Even if it does, it will be too little too late, as the chief inspector of prisons, the wonderfully waspish Anne Owers, argued when she snapped: ‘It is normally considered good practice to build an ark before a flood, not during it.’

The prisons are not like the hospitals and the schools. They haven’t been deluged with public money and their governors and staff deserve medals for coping with a crisis that would have destroyed most private firms. Extra resources have been lavished on the probation service. But most were wasted on hiring more managers and more management consultants and buying an IT system which was a disaster even by the low standards of Whitehall.

Hardly any money has trickled down to frontline officers. Harry Fletcher from the probation union, Napo, told me that there were now 1,000 vacancies because experienced staff were leaving in ‘alarming numbers’. Reform is not coming to a stable service in a fit condition to accept change, but in the middle of a gigantic mess.
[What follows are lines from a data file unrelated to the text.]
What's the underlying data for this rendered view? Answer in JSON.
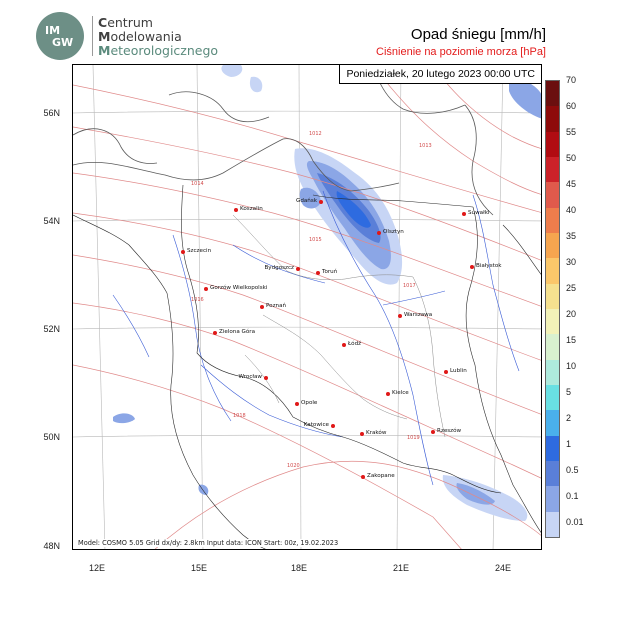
{
  "logo": {
    "badge_line1": "IM",
    "badge_line2": "GW",
    "line1_initial": "C",
    "line1_rest": "entrum",
    "line2_initial": "M",
    "line2_rest": "odelowania",
    "line3_initial": "M",
    "line3_rest": "eteorologicznego"
  },
  "title": "Opad śniegu [mm/h]",
  "subtitle": "Ciśnienie na poziomie morza [hPa]",
  "date": "Poniedziałek, 20 lutego 2023 00:00 UTC",
  "model_info": "Model: COSMO 5.05  Grid dx/dy: 2.8km  Input data: ICON  Start: 00z, 19.02.2023",
  "lat_labels": [
    "56N",
    "54N",
    "52N",
    "50N",
    "48N"
  ],
  "lon_labels": [
    "12E",
    "15E",
    "18E",
    "21E",
    "24E"
  ],
  "legend": {
    "labels": [
      "70",
      "60",
      "55",
      "50",
      "45",
      "40",
      "35",
      "30",
      "25",
      "20",
      "15",
      "10",
      "5",
      "2",
      "1",
      "0.5",
      "0.1",
      "0.01"
    ],
    "colors": [
      "#6b0f0f",
      "#8e0b0b",
      "#b10c12",
      "#cc2229",
      "#e05a4c",
      "#ee7d4c",
      "#f6a54f",
      "#fbc76a",
      "#f6e18f",
      "#f3f2b8",
      "#d9f1cf",
      "#aeeadd",
      "#69e0e3",
      "#4ab0ec",
      "#2e6be0",
      "#5a7fd8",
      "#8ba6e6",
      "#c7d5f5"
    ]
  },
  "cities": [
    {
      "name": "Koszalin"
    },
    {
      "name": "Gdańsk"
    },
    {
      "name": "Szczecin"
    },
    {
      "name": "Olsztyn"
    },
    {
      "name": "Suwałki"
    },
    {
      "name": "Bydgoszcz"
    },
    {
      "name": "Toruń"
    },
    {
      "name": "Białystok"
    },
    {
      "name": "Gorzów Wielkopolski"
    },
    {
      "name": "Poznań"
    },
    {
      "name": "Warszawa"
    },
    {
      "name": "Zielona Góra"
    },
    {
      "name": "Łódź"
    },
    {
      "name": "Lublin"
    },
    {
      "name": "Wrocław"
    },
    {
      "name": "Kielce"
    },
    {
      "name": "Opole"
    },
    {
      "name": "Katowice"
    },
    {
      "name": "Kraków"
    },
    {
      "name": "Rzeszów"
    },
    {
      "name": "Zakopane"
    }
  ],
  "isobar_labels": [
    "1012",
    "1013",
    "1014",
    "1015",
    "1016",
    "1017",
    "1018",
    "1019",
    "1020"
  ]
}
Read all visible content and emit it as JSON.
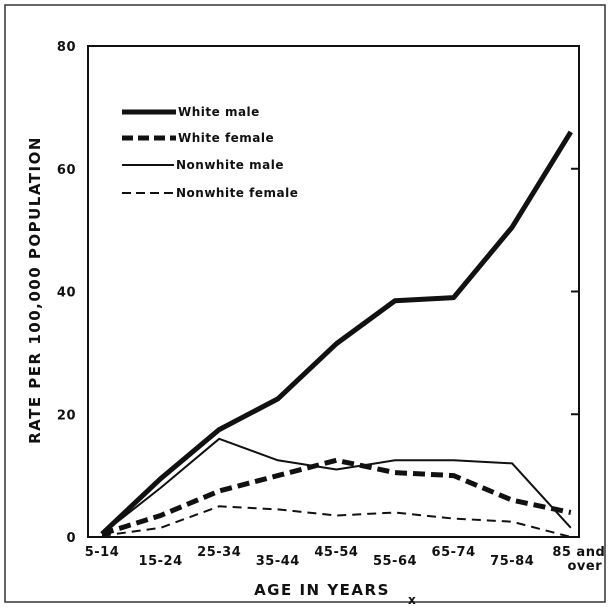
{
  "chart_data": {
    "type": "line",
    "title": "",
    "xlabel": "AGE IN YEARS",
    "ylabel": "RATE PER 100,000 POPULATION",
    "categories": [
      "5-14",
      "15-24",
      "25-34",
      "35-44",
      "45-54",
      "55-64",
      "65-74",
      "75-84",
      "85 and over"
    ],
    "category_lines": [
      [
        "5-14"
      ],
      [
        "15-24"
      ],
      [
        "25-34"
      ],
      [
        "35-44"
      ],
      [
        "45-54"
      ],
      [
        "55-64"
      ],
      [
        "65-74"
      ],
      [
        "75-84"
      ],
      [
        "85",
        "and",
        "over"
      ]
    ],
    "ylim": [
      0,
      80
    ],
    "yticks": [
      "0",
      "20",
      "40",
      "60",
      "80"
    ],
    "grid": false,
    "legend_position": "top-left",
    "series": [
      {
        "name": "White male",
        "style": "thick-solid",
        "values": [
          0.5,
          9.5,
          17.5,
          22.5,
          31.5,
          38.5,
          39,
          50.5,
          66
        ]
      },
      {
        "name": "White female",
        "style": "thick-dashed",
        "values": [
          0.5,
          3.5,
          7.5,
          10,
          12.5,
          10.5,
          10,
          6,
          4
        ]
      },
      {
        "name": "Nonwhite male",
        "style": "thin-solid",
        "values": [
          0.5,
          8,
          16,
          12.5,
          11,
          12.5,
          12.5,
          12,
          1.5
        ]
      },
      {
        "name": "Nonwhite female",
        "style": "thin-dashed",
        "values": [
          0.2,
          1.5,
          5,
          4.5,
          3.5,
          4,
          3,
          2.5,
          0
        ]
      }
    ]
  },
  "legend": {
    "white_male": "White male",
    "white_female": "White female",
    "nonwhite_male": "Nonwhite male",
    "nonwhite_female": "Nonwhite female"
  },
  "footnote_mark": "x"
}
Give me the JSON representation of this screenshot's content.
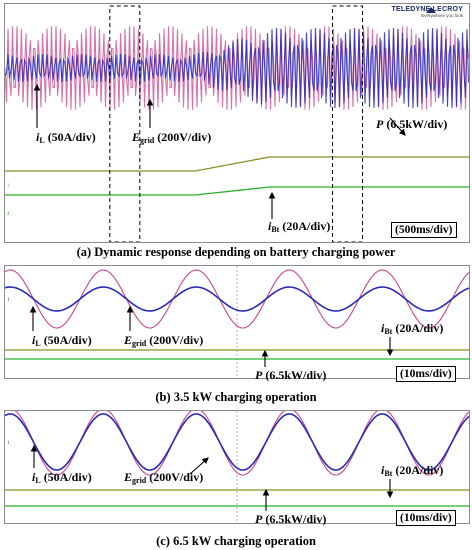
{
  "brand": {
    "name": "TELEDYNE LECROY",
    "sub": "Everywhere you look"
  },
  "colors": {
    "inductor_current": "#2a2ab4",
    "grid_voltage": "#c8468c",
    "power": "#8c8c28",
    "battery_current": "#28b428"
  },
  "chart_data": [
    {
      "type": "line",
      "caption": "(a) Dynamic response depending on battery charging power",
      "time_div": "(500ms/div)",
      "signals": [
        {
          "symbol": "i",
          "sub": "L",
          "scale": "(50A/div)"
        },
        {
          "symbol": "E",
          "sub": "grid",
          "scale": "(200V/div)"
        },
        {
          "symbol": "P",
          "sub": "",
          "scale": "(6.5kW/div)"
        },
        {
          "symbol": "i",
          "sub": "Bt",
          "scale": "(20A/div)"
        }
      ],
      "power_step": {
        "from_kw": 3.5,
        "to_kw": 6.5,
        "start_div": 4.1,
        "end_div": 5.7
      },
      "zoom_windows_div": [
        [
          2.0,
          2.6
        ],
        [
          6.8,
          7.4
        ]
      ]
    },
    {
      "type": "line",
      "caption": "(b) 3.5 kW charging operation",
      "time_div": "(10ms/div)",
      "signals": [
        {
          "symbol": "i",
          "sub": "L",
          "scale": "(50A/div)"
        },
        {
          "symbol": "E",
          "sub": "grid",
          "scale": "(200V/div)"
        },
        {
          "symbol": "i",
          "sub": "Bt",
          "scale": "(20A/div)"
        },
        {
          "symbol": "P",
          "sub": "",
          "scale": "(6.5kW/div)"
        }
      ],
      "grid_freq_hz": 60,
      "power_kw": 3.5,
      "amplitude_ratio_iL_to_Egrid": 0.55
    },
    {
      "type": "line",
      "caption": "(c) 6.5 kW charging operation",
      "time_div": "(10ms/div)",
      "signals": [
        {
          "symbol": "i",
          "sub": "L",
          "scale": "(50A/div)"
        },
        {
          "symbol": "E",
          "sub": "grid",
          "scale": "(200V/div)"
        },
        {
          "symbol": "i",
          "sub": "Bt",
          "scale": "(20A/div)"
        },
        {
          "symbol": "P",
          "sub": "",
          "scale": "(6.5kW/div)"
        }
      ],
      "grid_freq_hz": 60,
      "power_kw": 6.5,
      "amplitude_ratio_iL_to_Egrid": 1.0
    }
  ]
}
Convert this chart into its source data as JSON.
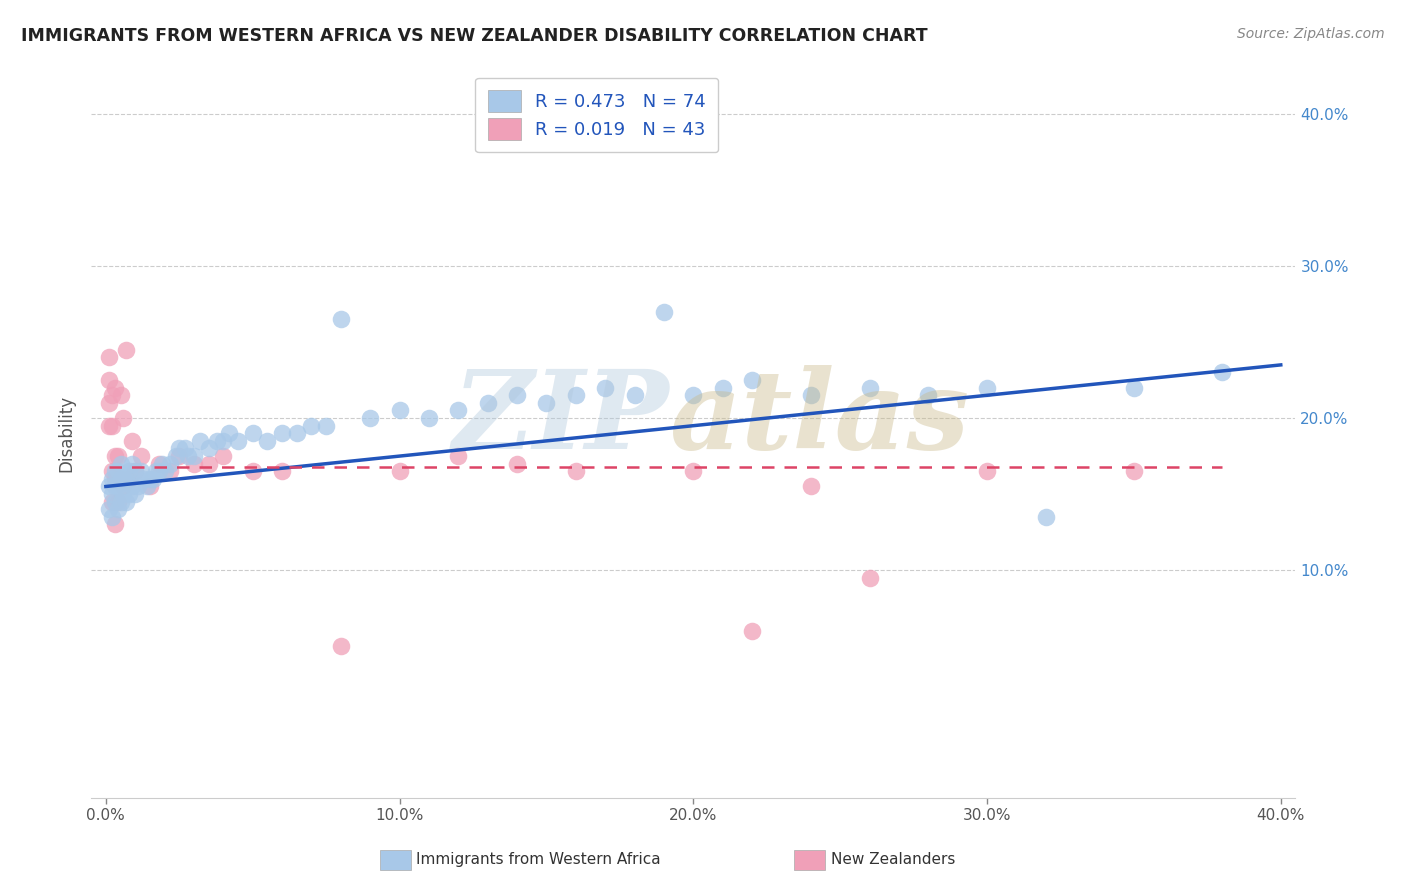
{
  "title": "IMMIGRANTS FROM WESTERN AFRICA VS NEW ZEALANDER DISABILITY CORRELATION CHART",
  "source_text": "Source: ZipAtlas.com",
  "ylabel": "Disability",
  "xlim": [
    -0.005,
    0.405
  ],
  "ylim": [
    -0.05,
    0.43
  ],
  "xticks": [
    0.0,
    0.1,
    0.2,
    0.3,
    0.4
  ],
  "yticks": [
    0.1,
    0.2,
    0.3,
    0.4
  ],
  "xticklabels": [
    "0.0%",
    "10.0%",
    "20.0%",
    "30.0%",
    "40.0%"
  ],
  "yticklabels": [
    "10.0%",
    "20.0%",
    "30.0%",
    "40.0%"
  ],
  "legend_r1": "R = 0.473",
  "legend_n1": "N = 74",
  "legend_r2": "R = 0.019",
  "legend_n2": "N = 43",
  "blue_color": "#A8C8E8",
  "pink_color": "#F0A0B8",
  "blue_line_color": "#2255BB",
  "pink_line_color": "#DD4466",
  "title_color": "#222222",
  "grid_color": "#CCCCCC",
  "blue_scatter_x": [
    0.001,
    0.001,
    0.002,
    0.002,
    0.002,
    0.003,
    0.003,
    0.003,
    0.004,
    0.004,
    0.004,
    0.005,
    0.005,
    0.005,
    0.006,
    0.006,
    0.007,
    0.007,
    0.008,
    0.008,
    0.009,
    0.009,
    0.01,
    0.01,
    0.011,
    0.012,
    0.013,
    0.014,
    0.015,
    0.016,
    0.017,
    0.018,
    0.019,
    0.02,
    0.022,
    0.024,
    0.025,
    0.027,
    0.028,
    0.03,
    0.032,
    0.035,
    0.038,
    0.04,
    0.042,
    0.045,
    0.05,
    0.055,
    0.06,
    0.065,
    0.07,
    0.075,
    0.08,
    0.09,
    0.1,
    0.11,
    0.12,
    0.13,
    0.14,
    0.15,
    0.16,
    0.17,
    0.18,
    0.19,
    0.2,
    0.21,
    0.22,
    0.24,
    0.26,
    0.28,
    0.3,
    0.32,
    0.35,
    0.38
  ],
  "blue_scatter_y": [
    0.14,
    0.155,
    0.135,
    0.15,
    0.16,
    0.145,
    0.155,
    0.165,
    0.14,
    0.155,
    0.165,
    0.145,
    0.16,
    0.17,
    0.15,
    0.16,
    0.145,
    0.16,
    0.15,
    0.165,
    0.155,
    0.17,
    0.15,
    0.165,
    0.155,
    0.165,
    0.16,
    0.155,
    0.16,
    0.16,
    0.165,
    0.165,
    0.17,
    0.165,
    0.17,
    0.175,
    0.18,
    0.18,
    0.175,
    0.175,
    0.185,
    0.18,
    0.185,
    0.185,
    0.19,
    0.185,
    0.19,
    0.185,
    0.19,
    0.19,
    0.195,
    0.195,
    0.265,
    0.2,
    0.205,
    0.2,
    0.205,
    0.21,
    0.215,
    0.21,
    0.215,
    0.22,
    0.215,
    0.27,
    0.215,
    0.22,
    0.225,
    0.215,
    0.22,
    0.215,
    0.22,
    0.135,
    0.22,
    0.23
  ],
  "pink_scatter_x": [
    0.001,
    0.001,
    0.001,
    0.001,
    0.002,
    0.002,
    0.002,
    0.002,
    0.003,
    0.003,
    0.003,
    0.003,
    0.004,
    0.004,
    0.005,
    0.005,
    0.006,
    0.006,
    0.007,
    0.008,
    0.009,
    0.01,
    0.012,
    0.015,
    0.018,
    0.022,
    0.025,
    0.03,
    0.035,
    0.04,
    0.05,
    0.06,
    0.08,
    0.1,
    0.12,
    0.14,
    0.16,
    0.2,
    0.22,
    0.24,
    0.26,
    0.3,
    0.35
  ],
  "pink_scatter_y": [
    0.195,
    0.21,
    0.225,
    0.24,
    0.145,
    0.165,
    0.195,
    0.215,
    0.13,
    0.16,
    0.175,
    0.22,
    0.145,
    0.175,
    0.16,
    0.215,
    0.155,
    0.2,
    0.245,
    0.16,
    0.185,
    0.165,
    0.175,
    0.155,
    0.17,
    0.165,
    0.175,
    0.17,
    0.17,
    0.175,
    0.165,
    0.165,
    0.05,
    0.165,
    0.175,
    0.17,
    0.165,
    0.165,
    0.06,
    0.155,
    0.095,
    0.165,
    0.165
  ],
  "blue_line_x_start": 0.0,
  "blue_line_x_end": 0.4,
  "blue_line_y_start": 0.155,
  "blue_line_y_end": 0.235,
  "pink_line_x_start": 0.001,
  "pink_line_x_end": 0.38,
  "pink_line_y_start": 0.168,
  "pink_line_y_end": 0.168
}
Above all, ministers will have to face up to the problems of creating a market out of nothing. There are no private providers of probation. If Group 4 wants to try its hand at probation work, the Home Office is going to have to guarantee it contracts, whatever its conduct, until the new business is established, the exact opposite of the market doctrine that rewards must go to the best performers.

Judges are warning that private probation officers will have an interest in lobbying for stiffer sentences because harsher punishments will provide more business for their firms. Probation officers add that private companies are instinctively secretive, which is hardly to be welcomed when everyone in law enforcement needs to know about potentially risky criminals.

It would be better for the Home Office to accept that, like water and the railways, criminal justice is a natural monopoly and, as with water and the railways, privatisation will only make it worse.